# culotte à sous-pieds



## Girl_Afraid

sapete dirmi cos'è??

la frase è la seguente:
*Il portait sur le dos sa redingote noire, sur la tête son grand chapeau de soie et sur les jambes sa culotte à sous-pieds, et il n’avait pas voulu, vu la circonstance, passer par-dessus son beau costume la blouse bleue qui se gonfle au vent, garantit le drap de la poussière et des taches, et qu’on ôte prestement à l’arrivée, dès qu’on a sauté de voiture.*
*
*mio tentativo (ancora da sistemare):
"Portava sulla schiena la sua redingote nera, sulla testa il suo grande cappello di seta e sulle gambe i (?), e non aveva voluto, data la circostanza, mettere sopra il suo bel vestito la blusa azzurra che si gonfia al vento, protegge dalla polvere e dalle macchie, e si toglie rapidamente all’arrivo, non appena saltati giù dalla vettura."

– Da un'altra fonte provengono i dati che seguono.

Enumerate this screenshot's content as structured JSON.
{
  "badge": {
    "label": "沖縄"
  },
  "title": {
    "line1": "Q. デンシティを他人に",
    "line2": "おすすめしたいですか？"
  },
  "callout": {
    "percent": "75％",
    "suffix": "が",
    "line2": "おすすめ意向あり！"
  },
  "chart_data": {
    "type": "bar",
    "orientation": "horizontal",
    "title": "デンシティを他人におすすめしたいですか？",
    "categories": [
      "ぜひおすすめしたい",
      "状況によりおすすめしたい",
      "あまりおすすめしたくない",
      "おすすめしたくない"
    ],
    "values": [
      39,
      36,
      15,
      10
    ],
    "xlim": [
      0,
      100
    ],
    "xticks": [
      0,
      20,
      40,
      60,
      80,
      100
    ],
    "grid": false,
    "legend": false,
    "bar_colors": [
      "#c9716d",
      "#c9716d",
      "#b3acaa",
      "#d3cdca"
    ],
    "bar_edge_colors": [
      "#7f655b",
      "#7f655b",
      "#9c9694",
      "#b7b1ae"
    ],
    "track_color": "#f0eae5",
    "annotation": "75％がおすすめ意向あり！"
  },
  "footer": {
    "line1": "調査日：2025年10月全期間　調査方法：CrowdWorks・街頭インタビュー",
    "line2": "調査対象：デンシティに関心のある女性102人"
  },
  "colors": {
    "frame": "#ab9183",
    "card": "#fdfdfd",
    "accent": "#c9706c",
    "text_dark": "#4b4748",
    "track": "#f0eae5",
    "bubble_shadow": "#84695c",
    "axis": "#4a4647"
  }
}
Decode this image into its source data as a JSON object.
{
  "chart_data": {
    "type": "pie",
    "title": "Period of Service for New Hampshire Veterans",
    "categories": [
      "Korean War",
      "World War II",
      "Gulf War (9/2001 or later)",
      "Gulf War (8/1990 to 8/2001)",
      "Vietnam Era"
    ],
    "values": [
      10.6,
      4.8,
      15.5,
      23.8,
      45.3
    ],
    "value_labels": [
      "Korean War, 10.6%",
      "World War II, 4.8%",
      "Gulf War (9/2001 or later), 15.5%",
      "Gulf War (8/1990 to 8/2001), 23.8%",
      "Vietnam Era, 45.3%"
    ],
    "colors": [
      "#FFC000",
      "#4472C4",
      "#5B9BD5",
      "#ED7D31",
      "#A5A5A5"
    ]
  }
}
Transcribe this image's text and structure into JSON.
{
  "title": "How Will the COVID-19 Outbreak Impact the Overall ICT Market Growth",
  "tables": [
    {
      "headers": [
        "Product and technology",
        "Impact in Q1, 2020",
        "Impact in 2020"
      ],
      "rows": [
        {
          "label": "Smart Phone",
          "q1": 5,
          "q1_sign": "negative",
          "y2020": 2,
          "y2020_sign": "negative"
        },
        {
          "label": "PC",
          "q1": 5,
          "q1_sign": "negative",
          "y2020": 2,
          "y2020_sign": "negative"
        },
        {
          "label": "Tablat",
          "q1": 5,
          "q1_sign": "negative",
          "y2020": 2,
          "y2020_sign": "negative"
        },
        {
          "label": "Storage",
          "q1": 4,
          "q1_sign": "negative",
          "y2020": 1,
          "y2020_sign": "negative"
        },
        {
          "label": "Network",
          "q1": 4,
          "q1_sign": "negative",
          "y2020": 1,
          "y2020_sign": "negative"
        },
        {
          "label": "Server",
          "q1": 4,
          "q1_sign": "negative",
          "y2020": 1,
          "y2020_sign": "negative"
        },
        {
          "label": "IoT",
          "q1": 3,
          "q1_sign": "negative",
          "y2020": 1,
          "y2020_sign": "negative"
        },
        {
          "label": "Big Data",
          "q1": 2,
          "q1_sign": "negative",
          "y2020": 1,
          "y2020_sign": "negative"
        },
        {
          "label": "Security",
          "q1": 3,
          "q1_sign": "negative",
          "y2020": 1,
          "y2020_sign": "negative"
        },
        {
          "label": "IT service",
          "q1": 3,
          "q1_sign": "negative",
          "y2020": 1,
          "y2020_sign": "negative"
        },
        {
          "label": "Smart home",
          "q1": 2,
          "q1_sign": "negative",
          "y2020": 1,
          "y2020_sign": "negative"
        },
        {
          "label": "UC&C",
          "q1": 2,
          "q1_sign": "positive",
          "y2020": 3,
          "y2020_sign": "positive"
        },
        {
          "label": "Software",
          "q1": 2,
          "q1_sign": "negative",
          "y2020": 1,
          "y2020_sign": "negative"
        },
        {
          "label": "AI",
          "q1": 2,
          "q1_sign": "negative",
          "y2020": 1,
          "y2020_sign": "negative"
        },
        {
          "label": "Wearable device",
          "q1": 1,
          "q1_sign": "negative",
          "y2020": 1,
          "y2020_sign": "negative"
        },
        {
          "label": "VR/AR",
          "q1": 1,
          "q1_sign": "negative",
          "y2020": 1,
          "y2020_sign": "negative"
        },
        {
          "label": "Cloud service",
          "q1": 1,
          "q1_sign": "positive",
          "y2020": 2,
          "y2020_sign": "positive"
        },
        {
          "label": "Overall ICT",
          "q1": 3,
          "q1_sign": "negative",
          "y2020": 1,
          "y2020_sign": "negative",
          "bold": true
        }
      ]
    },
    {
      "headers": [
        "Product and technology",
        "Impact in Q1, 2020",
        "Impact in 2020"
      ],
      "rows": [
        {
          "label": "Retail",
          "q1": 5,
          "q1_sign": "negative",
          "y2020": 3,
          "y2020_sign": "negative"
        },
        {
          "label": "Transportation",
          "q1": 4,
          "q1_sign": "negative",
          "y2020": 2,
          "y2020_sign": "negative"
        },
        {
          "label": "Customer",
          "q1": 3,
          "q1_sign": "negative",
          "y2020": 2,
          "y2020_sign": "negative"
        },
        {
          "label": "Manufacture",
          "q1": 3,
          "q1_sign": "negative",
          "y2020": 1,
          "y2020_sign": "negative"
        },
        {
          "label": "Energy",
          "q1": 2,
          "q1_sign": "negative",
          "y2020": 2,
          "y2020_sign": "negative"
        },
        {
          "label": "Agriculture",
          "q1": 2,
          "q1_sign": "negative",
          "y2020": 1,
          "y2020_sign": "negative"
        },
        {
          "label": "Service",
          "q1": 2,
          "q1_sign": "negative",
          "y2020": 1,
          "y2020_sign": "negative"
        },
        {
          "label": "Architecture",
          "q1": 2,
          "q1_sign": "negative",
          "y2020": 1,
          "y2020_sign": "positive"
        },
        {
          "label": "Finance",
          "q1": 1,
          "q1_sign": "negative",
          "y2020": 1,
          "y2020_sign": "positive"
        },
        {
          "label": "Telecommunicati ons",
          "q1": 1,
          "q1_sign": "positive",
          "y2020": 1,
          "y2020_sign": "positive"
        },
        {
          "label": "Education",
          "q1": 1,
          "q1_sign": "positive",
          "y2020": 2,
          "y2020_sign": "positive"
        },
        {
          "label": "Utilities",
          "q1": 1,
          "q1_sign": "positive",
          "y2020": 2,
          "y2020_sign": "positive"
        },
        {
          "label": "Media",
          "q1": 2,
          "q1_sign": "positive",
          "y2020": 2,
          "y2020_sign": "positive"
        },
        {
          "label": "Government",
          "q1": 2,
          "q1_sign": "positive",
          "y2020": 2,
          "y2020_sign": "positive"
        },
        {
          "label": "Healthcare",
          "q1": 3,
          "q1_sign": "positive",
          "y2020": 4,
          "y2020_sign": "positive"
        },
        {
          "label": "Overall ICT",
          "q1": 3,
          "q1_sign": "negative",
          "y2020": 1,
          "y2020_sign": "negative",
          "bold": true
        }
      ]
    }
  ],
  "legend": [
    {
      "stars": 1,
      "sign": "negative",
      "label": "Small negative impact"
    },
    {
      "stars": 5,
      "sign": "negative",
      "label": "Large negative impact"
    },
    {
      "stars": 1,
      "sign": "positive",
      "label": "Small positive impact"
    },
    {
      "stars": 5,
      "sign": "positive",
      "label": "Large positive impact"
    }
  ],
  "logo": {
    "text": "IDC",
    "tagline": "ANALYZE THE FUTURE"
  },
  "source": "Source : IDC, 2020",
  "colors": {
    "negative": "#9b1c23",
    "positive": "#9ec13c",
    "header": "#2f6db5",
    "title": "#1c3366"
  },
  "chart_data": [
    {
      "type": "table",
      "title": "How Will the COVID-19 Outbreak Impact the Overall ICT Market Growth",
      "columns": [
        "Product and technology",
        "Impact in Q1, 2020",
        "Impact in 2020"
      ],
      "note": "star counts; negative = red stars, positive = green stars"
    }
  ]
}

si tratta di un racconto pubblicato a fine ottocento. spero di non aver scritto troppe cavolate 

grazie ancora!


----------



## Paquita

Così: http://www.carlasport.ch/shop/images/collant-sous-pied-pop.jpg


----------



## matoupaschat

Esattamente, 'le sous-pied' è un nastro di tessuto cucito sull'orlo inferiore della gamba di un pantalone e che passando sotto il piede la mantiene fissa. Non ho la più pallida idea di come si chiami in italiano.


----------



## Girl_Afraid

ha ha ha!! nemmeno io  
proverò a cercare in internet su qualche sito di moda...
posso chiederti se secondo te il resto della traduzione è corretto?
il personaggio in questione si appresta ad andare a far visita all'amante del padre, appena morto e al quale era molto affezionato. 
grazie!


----------



## matoupaschat

Mi sembra ottima.
Poi, ho trovato questo sullo Zingarelli 2012:
_calzoni a staffa_, con una striscia che passa sotto i piedi.


----------



## Girl_Afraid

fantastico!! 
allora vado di "calzoni a staffa" 
grazie mille per l'aiuto!!


----------



## valerie1987

credo si chiamino pantaloni/calzoni con le ghette o calzoni a staffa. Comunque se posso azzardare un consiglio cambierei "portava sulla schiena" con semplicemente "indossava", scorre di più... e "date le circostanze" al plurale è sempre da preferire  ciao!


----------



## Girl_Afraid

ciao valerie1987,
grazie per il consiglio! ho optato per i _calzoni a staffa_ alla fine! per quanto riguarda il resto della frase, la traduzione che ho scritto sopra era ancora in fase "letterale"... infatti l'ho già cambiata e ho tolto "sulla schiena" che era davvero brutto!!  posso chiederti se secondo te "blouse" può essere tradotto con "blusa"? io stavo per scrivere "mantello", ma fa un po' medioevo


----------



## valerie1987

La parola "blusa" è abbastanza usata in italiano, ma non è un mantello. Sono due cose diverse. La blusa è una casacca, una camicia, una maglia, qualcosa che si infila, tipicamente da donna peraltro nell'accezione italiana. La "blouse" di cui parla il tuo testo, soprattutto dato il periodo storico e il soggetto maschile, è, invece, proprio una mantella. Non sono un'esperta, ma rientra indubbiamente più nella categoria dei paletot e delle giacche che in quella dell'abbigliamento che ci va sotto! Credo fosse l'alternativa alla redingote nel tuo testo, quindi è un capo da esterno. Se scrivi blusa in italiano si intenderà una casacca da interno. Spero di esserti stata utile


----------



## Girl_Afraid

io sono una capra quando si tratta di abbigliamento, figuriamoci quello dei secoli passati! 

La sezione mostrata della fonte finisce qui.